Against a backdrop of weaker net interest margins and a gap between what New Zealand households are borrowing and depositing, local banks have been tightening lending standards, S&P says in its annual NZ banking outlook report.
"Banks have indicated a bias toward tightening lending standards across household, business, and agriculture lending. This has included a tighter stance on pricing for capital and risk. Overall, we expect this bias to continue into the first half of 2017, particularly in light of the aforementioned headwinds. Despite the significant economic tailwinds behind Auckland and surrounding regions, we expect credit extension to the business sector to slow, particularly as we understand some of the larger banks are operating close to their internal limits on commercial property," S&P says.
The credit rating agency estimates a housing supply shortage of between 30,000 and 40,000 dwellings in Auckland.

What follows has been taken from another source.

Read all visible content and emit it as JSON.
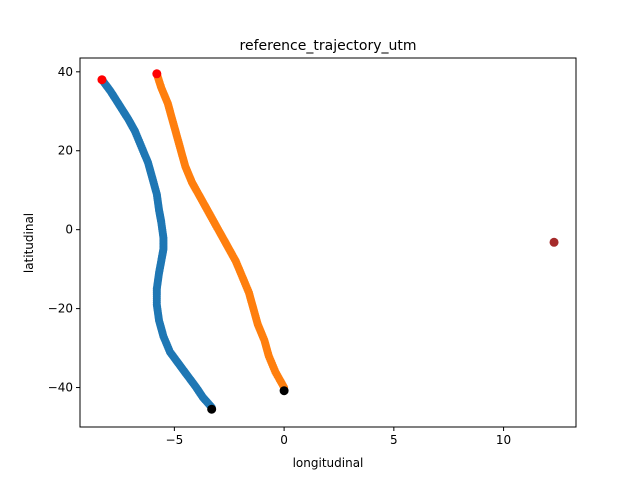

"With banks reporting a tightening in lending standards for property development, it's conceivable that new construction will slow, despite the rollout of the Auckland Unitary Plan, applying further upward pressure on house prices," S&P says.
The latest monthly Real Estate Institute of New Zealand figures showed lower median prices both nationally and in Auckland.

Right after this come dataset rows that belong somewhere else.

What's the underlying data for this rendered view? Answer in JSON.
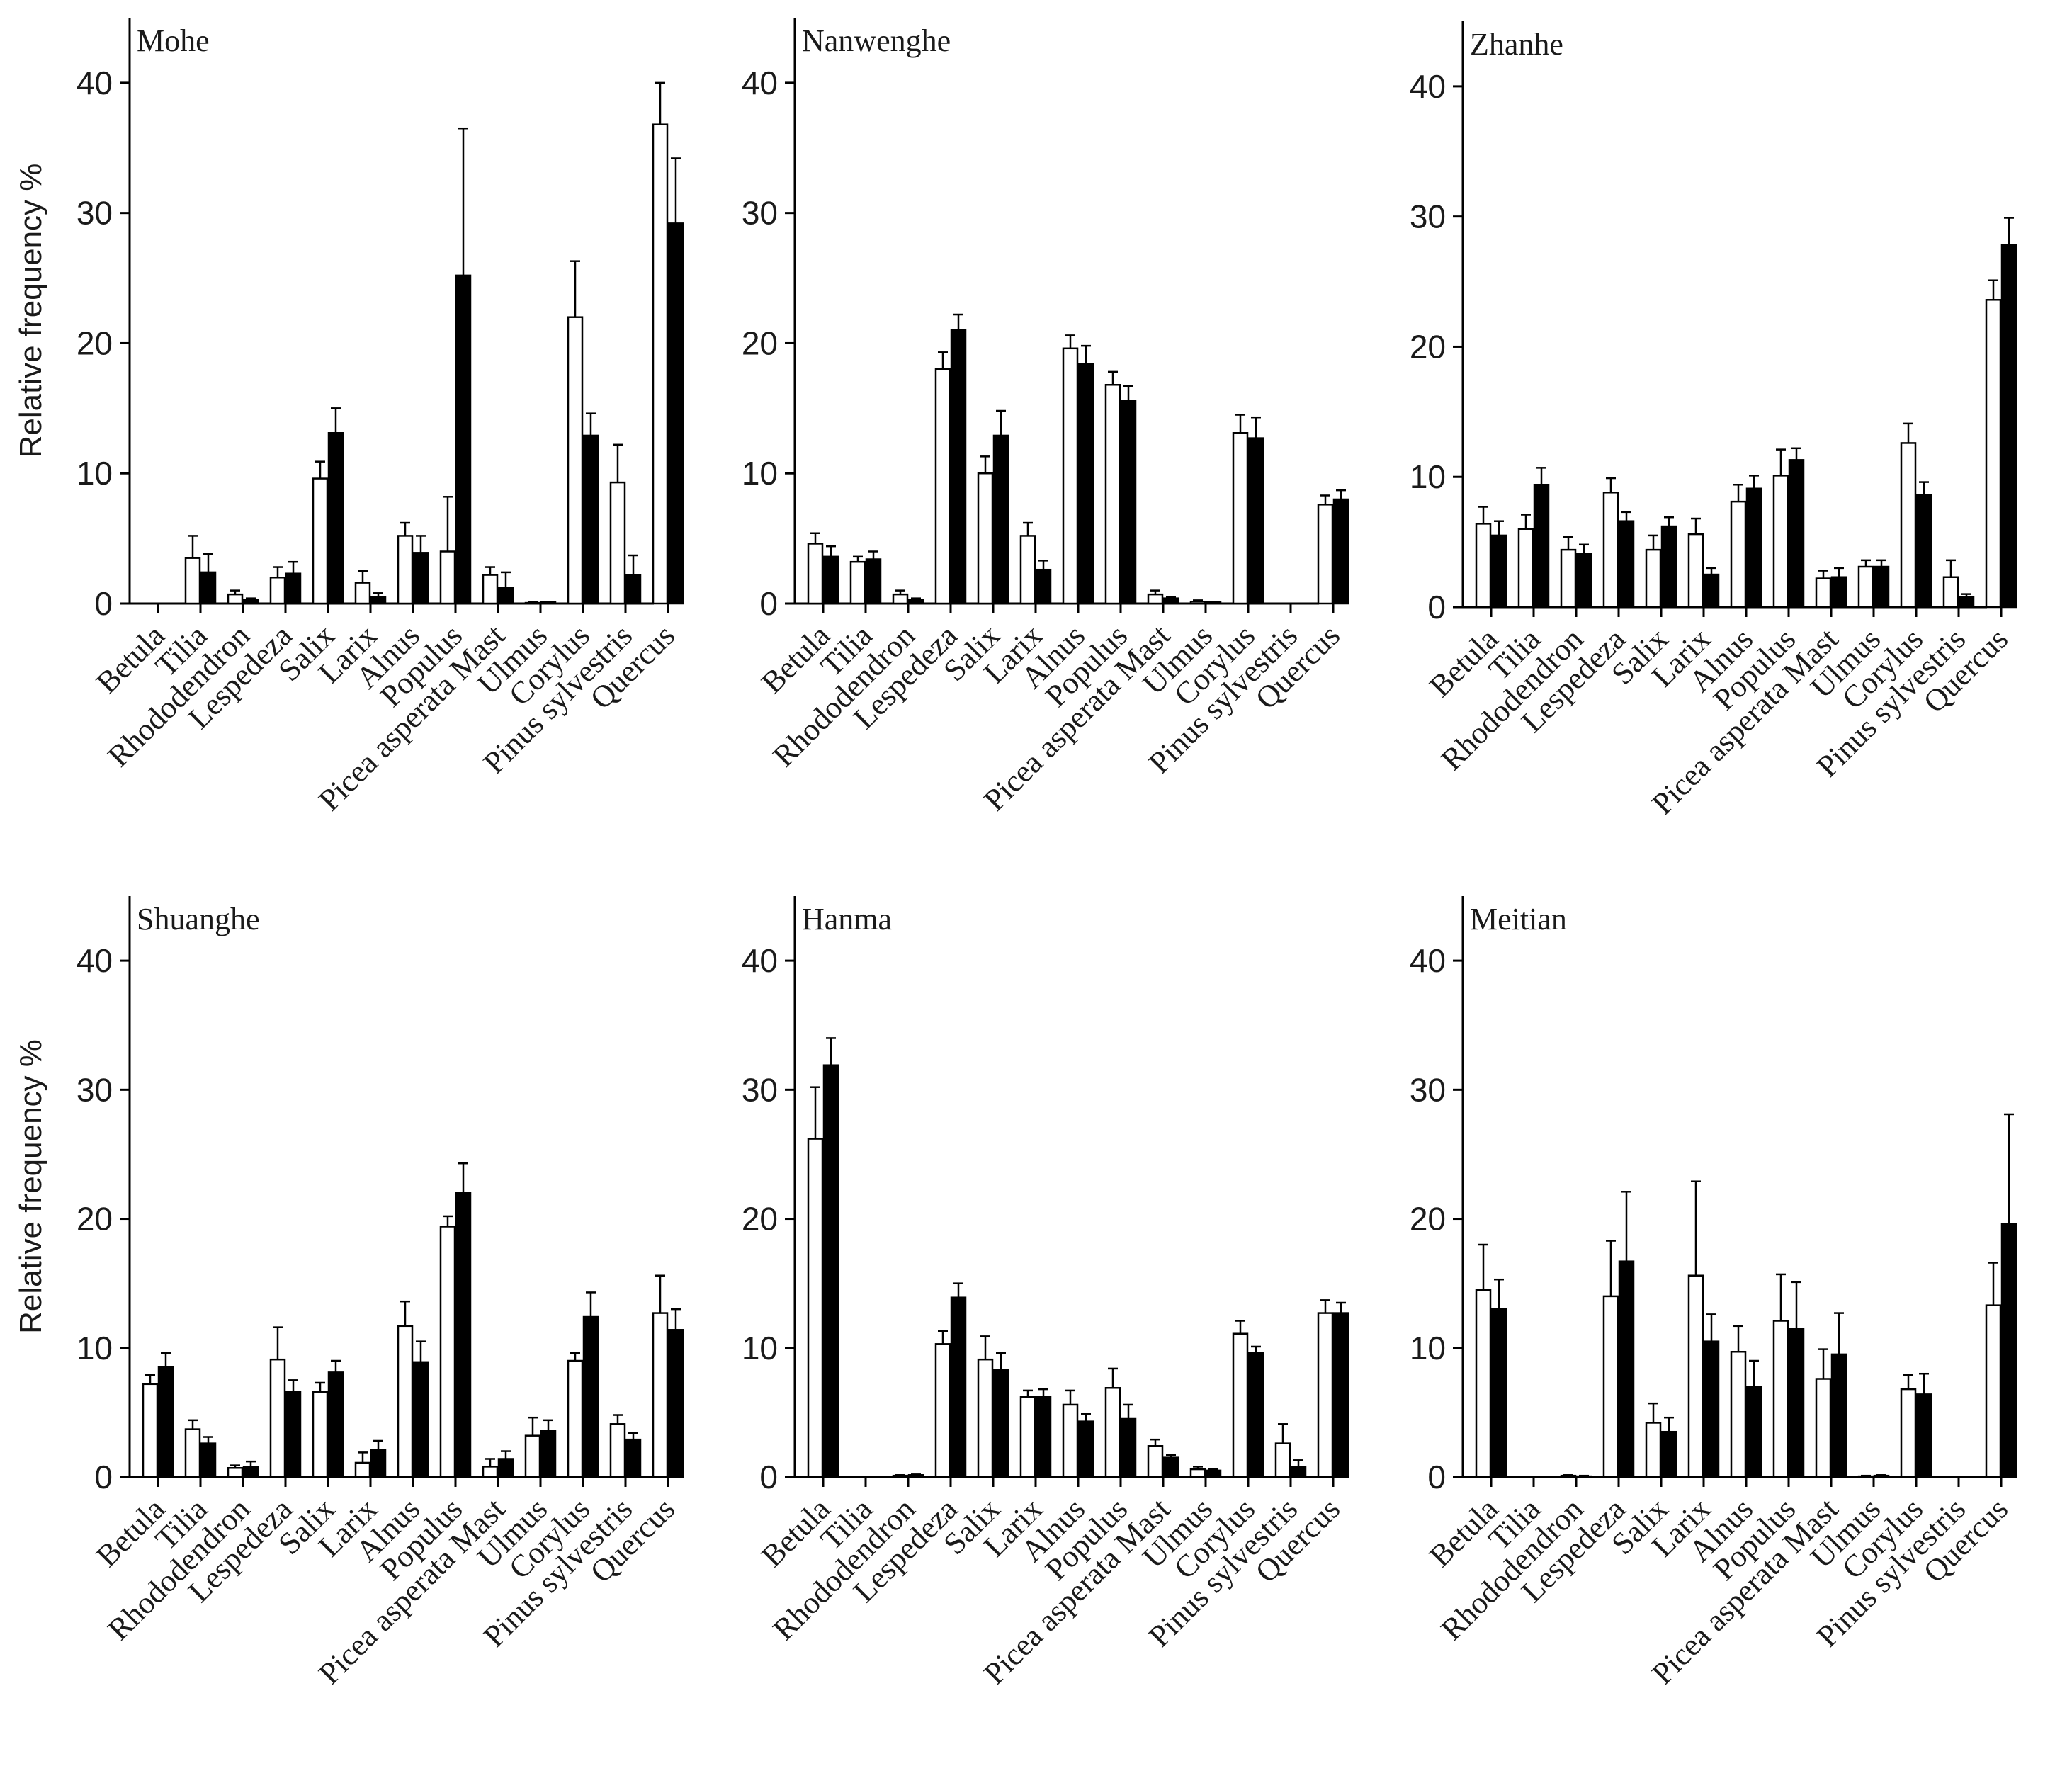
{
  "chart_data": [
    {
      "type": "bar",
      "title": "Mohe",
      "ylabel": "Relative frequency %",
      "xlabel": "",
      "ylim": [
        0,
        45
      ],
      "yticks": [
        "0",
        "10",
        "20",
        "30",
        "40"
      ],
      "categories": [
        "Betula",
        "Tilia",
        "Rhododendron",
        "Lespedeza",
        "Salix",
        "Larix",
        "Alnus",
        "Populus",
        "Picea asperata Mast",
        "Ulmus",
        "Corylus",
        "Pinus sylvestris",
        "Quercus"
      ],
      "series": [
        {
          "name": "open",
          "fill": "#ffffff",
          "values": [
            0,
            3.5,
            0.7,
            2.0,
            9.6,
            1.6,
            5.2,
            4.0,
            2.2,
            0.05,
            22.0,
            9.3,
            36.8
          ],
          "errors": [
            0,
            1.7,
            0.3,
            0.8,
            1.3,
            0.9,
            1.0,
            4.2,
            0.6,
            0.05,
            4.3,
            2.9,
            3.2
          ]
        },
        {
          "name": "filled",
          "fill": "#000000",
          "values": [
            0,
            2.4,
            0.3,
            2.3,
            13.1,
            0.5,
            3.9,
            25.2,
            1.2,
            0.1,
            12.9,
            2.2,
            29.2
          ],
          "errors": [
            0,
            1.4,
            0.1,
            0.9,
            1.9,
            0.3,
            1.3,
            11.3,
            1.2,
            0.05,
            1.7,
            1.5,
            5.0
          ]
        }
      ]
    },
    {
      "type": "bar",
      "title": "Nanwenghe",
      "ylabel": "",
      "xlabel": "",
      "ylim": [
        0,
        45
      ],
      "yticks": [
        "0",
        "10",
        "20",
        "30",
        "40"
      ],
      "categories": [
        "Betula",
        "Tilia",
        "Rhododendron",
        "Lespedeza",
        "Salix",
        "Larix",
        "Alnus",
        "Populus",
        "Picea asperata Mast",
        "Ulmus",
        "Corylus",
        "Pinus sylvestris",
        "Quercus"
      ],
      "series": [
        {
          "name": "open",
          "fill": "#ffffff",
          "values": [
            4.6,
            3.2,
            0.7,
            18.0,
            10.0,
            5.2,
            19.6,
            16.8,
            0.7,
            0.15,
            13.1,
            0,
            7.6
          ],
          "errors": [
            0.8,
            0.4,
            0.3,
            1.3,
            1.3,
            1.0,
            1.0,
            1.0,
            0.3,
            0.1,
            1.4,
            0,
            0.7
          ]
        },
        {
          "name": "filled",
          "fill": "#000000",
          "values": [
            3.6,
            3.4,
            0.3,
            21.0,
            12.9,
            2.6,
            18.4,
            15.6,
            0.4,
            0.1,
            12.7,
            0,
            8.0
          ],
          "errors": [
            0.8,
            0.6,
            0.1,
            1.2,
            1.9,
            0.7,
            1.4,
            1.1,
            0.1,
            0.05,
            1.6,
            0,
            0.7
          ]
        }
      ]
    },
    {
      "type": "bar",
      "title": "Zhanhe",
      "ylabel": "",
      "xlabel": "",
      "ylim": [
        0,
        45
      ],
      "yticks": [
        "0",
        "10",
        "20",
        "30",
        "40"
      ],
      "categories": [
        "Betula",
        "Tilia",
        "Rhododendron",
        "Lespedeza",
        "Salix",
        "Larix",
        "Alnus",
        "Populus",
        "Picea asperata Mast",
        "Ulmus",
        "Corylus",
        "Pinus sylvestris",
        "Quercus"
      ],
      "series": [
        {
          "name": "open",
          "fill": "#ffffff",
          "values": [
            6.4,
            6.0,
            4.4,
            8.8,
            4.4,
            5.6,
            8.1,
            10.1,
            2.2,
            3.1,
            12.6,
            2.3,
            23.6
          ],
          "errors": [
            1.3,
            1.1,
            1.0,
            1.1,
            1.1,
            1.2,
            1.3,
            2.0,
            0.6,
            0.5,
            1.5,
            1.3,
            1.5
          ]
        },
        {
          "name": "filled",
          "fill": "#000000",
          "values": [
            5.5,
            9.4,
            4.1,
            6.6,
            6.2,
            2.5,
            9.1,
            11.3,
            2.3,
            3.1,
            8.6,
            0.8,
            27.8
          ],
          "errors": [
            1.1,
            1.3,
            0.7,
            0.7,
            0.7,
            0.5,
            1.0,
            0.9,
            0.7,
            0.5,
            1.0,
            0.2,
            2.1
          ]
        }
      ]
    },
    {
      "type": "bar",
      "title": "Shuanghe",
      "ylabel": "Relative frequency %",
      "xlabel": "",
      "ylim": [
        0,
        45
      ],
      "yticks": [
        "0",
        "10",
        "20",
        "30",
        "40"
      ],
      "categories": [
        "Betula",
        "Tilia",
        "Rhododendron",
        "Lespedeza",
        "Salix",
        "Larix",
        "Alnus",
        "Populus",
        "Picea asperata Mast",
        "Ulmus",
        "Corylus",
        "Pinus sylvestris",
        "Quercus"
      ],
      "series": [
        {
          "name": "open",
          "fill": "#ffffff",
          "values": [
            7.2,
            3.7,
            0.7,
            9.1,
            6.6,
            1.1,
            11.7,
            19.4,
            0.8,
            3.2,
            9.0,
            4.1,
            12.7
          ],
          "errors": [
            0.7,
            0.7,
            0.2,
            2.5,
            0.7,
            0.8,
            1.9,
            0.8,
            0.6,
            1.4,
            0.6,
            0.7,
            2.9
          ]
        },
        {
          "name": "filled",
          "fill": "#000000",
          "values": [
            8.5,
            2.6,
            0.8,
            6.6,
            8.1,
            2.1,
            8.9,
            22.0,
            1.4,
            3.6,
            12.4,
            2.9,
            11.4
          ],
          "errors": [
            1.1,
            0.5,
            0.4,
            0.9,
            0.9,
            0.7,
            1.6,
            2.3,
            0.6,
            0.8,
            1.9,
            0.5,
            1.6
          ]
        }
      ]
    },
    {
      "type": "bar",
      "title": "Hanma",
      "ylabel": "",
      "xlabel": "",
      "ylim": [
        0,
        45
      ],
      "yticks": [
        "0",
        "10",
        "20",
        "30",
        "40"
      ],
      "categories": [
        "Betula",
        "Tilia",
        "Rhododendron",
        "Lespedeza",
        "Salix",
        "Larix",
        "Alnus",
        "Populus",
        "Picea asperata Mast",
        "Ulmus",
        "Corylus",
        "Pinus sylvestris",
        "Quercus"
      ],
      "series": [
        {
          "name": "open",
          "fill": "#ffffff",
          "values": [
            26.2,
            0,
            0.1,
            10.3,
            9.1,
            6.2,
            5.6,
            6.9,
            2.4,
            0.6,
            11.1,
            2.6,
            12.7
          ],
          "errors": [
            4.0,
            0,
            0.05,
            1.0,
            1.8,
            0.5,
            1.1,
            1.5,
            0.5,
            0.2,
            1.0,
            1.5,
            1.0
          ]
        },
        {
          "name": "filled",
          "fill": "#000000",
          "values": [
            31.9,
            0,
            0.15,
            13.9,
            8.3,
            6.2,
            4.3,
            4.5,
            1.5,
            0.5,
            9.6,
            0.8,
            12.7
          ],
          "errors": [
            2.1,
            0,
            0.05,
            1.1,
            1.3,
            0.6,
            0.6,
            1.1,
            0.2,
            0.1,
            0.5,
            0.5,
            0.8
          ]
        }
      ]
    },
    {
      "type": "bar",
      "title": "Meitian",
      "ylabel": "",
      "xlabel": "",
      "ylim": [
        0,
        45
      ],
      "yticks": [
        "0",
        "10",
        "20",
        "30",
        "40"
      ],
      "categories": [
        "Betula",
        "Tilia",
        "Rhododendron",
        "Lespedeza",
        "Salix",
        "Larix",
        "Alnus",
        "Populus",
        "Picea asperata Mast",
        "Ulmus",
        "Corylus",
        "Pinus sylvestris",
        "Quercus"
      ],
      "series": [
        {
          "name": "open",
          "fill": "#ffffff",
          "values": [
            14.5,
            0,
            0.1,
            14.0,
            4.2,
            15.6,
            9.7,
            12.1,
            7.6,
            0.05,
            6.8,
            0,
            13.3
          ],
          "errors": [
            3.5,
            0,
            0.05,
            4.3,
            1.5,
            7.3,
            2.0,
            3.6,
            2.3,
            0.05,
            1.1,
            0,
            3.3
          ]
        },
        {
          "name": "filled",
          "fill": "#000000",
          "values": [
            13.0,
            0,
            0.05,
            16.7,
            3.5,
            10.5,
            7.0,
            11.5,
            9.5,
            0.1,
            6.4,
            0,
            19.6
          ],
          "errors": [
            2.3,
            0,
            0.05,
            5.4,
            1.1,
            2.1,
            2.0,
            3.6,
            3.2,
            0.05,
            1.6,
            0,
            8.5
          ]
        }
      ]
    }
  ]
}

'Entering the latter part of the current credit cycle'
Overall S&P says NZ's banking system is showing signs of entering the latter part of the current credit cycle. It's forecasting debt growth will slow because of recent increases in residential mortgage rates, which should continue as banks' wholesale and retail funding costs edge higher.

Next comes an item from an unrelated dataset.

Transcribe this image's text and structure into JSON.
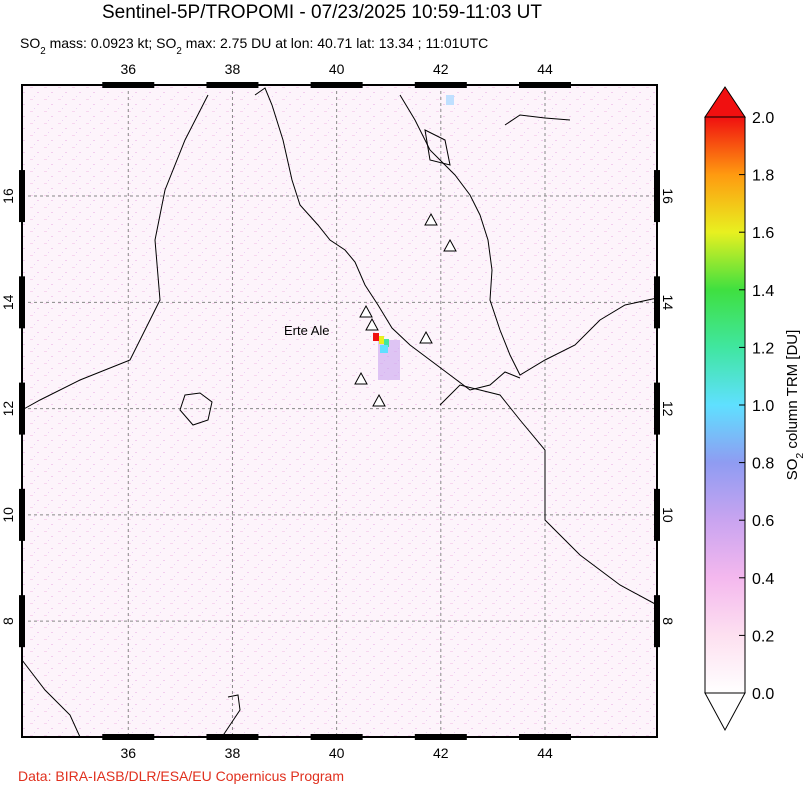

"Tighter risk-based pricing and margin recovery are also factors, in our view. We expect this to reduce both the demand and supply of credit. The outlook for slower credit growth also comes off the back of the need, in our opinion, for banks to close the funding gap - the difference between credit and deposit growth - that has been building for the last year or so, and, to a lesser extent, the recent tightening of macroprudential restrictions," S&P says.
"We expect the performance of New Zealand banks to remain strong in 2017, on the back of low credit losses aided by historically low interest rates and solid economic growth. In our base case, we forecast housing-related imbalances - namely inflated house prices and, more recently, rising household debt levels - to stabilize in 2017, with both credit growth and house prices to slow, albeit modestly."
"In our alternative scenario, we believe there is a low probability risk that credit growth remains elevated around current levels. Less likely, in our view, is the prospect of house prices resuming another leg upward. The increased risk of either scenario playing out would place downward pressure on banking sector creditworthiness, in our opinion," S&P says.
Parental support seen
Meanwhile, S&P says the Australian parents of ANZ NZ, ASB, BNZ and Westpac NZ "remain highly likely" to provide timely financial support to their Kiwi subsidiaries, if needed, under all foreseeable situations.
S&P has AA- ratings on the big four NZ banks, with negative outlooks. It has an A+ rating on Kiwibank with a negative outlook. See credit ratings explained here.
"The negative outlooks on the New Zealand major bank subsidiaries mirror those on their Australian parents. We note that the negative outlooks on the Australian parents reflect the sovereign rating outlook on the Commonwealth of Australia. Concurrently, it reflects a one-in-three chance that Australian government supportiveness toward the Australian banking sector will diminish, in our opinion, in the next two years. We would lower our ratings on the New Zealand major banks if we lowered our long-term ratings on their Australian parents," S&P says.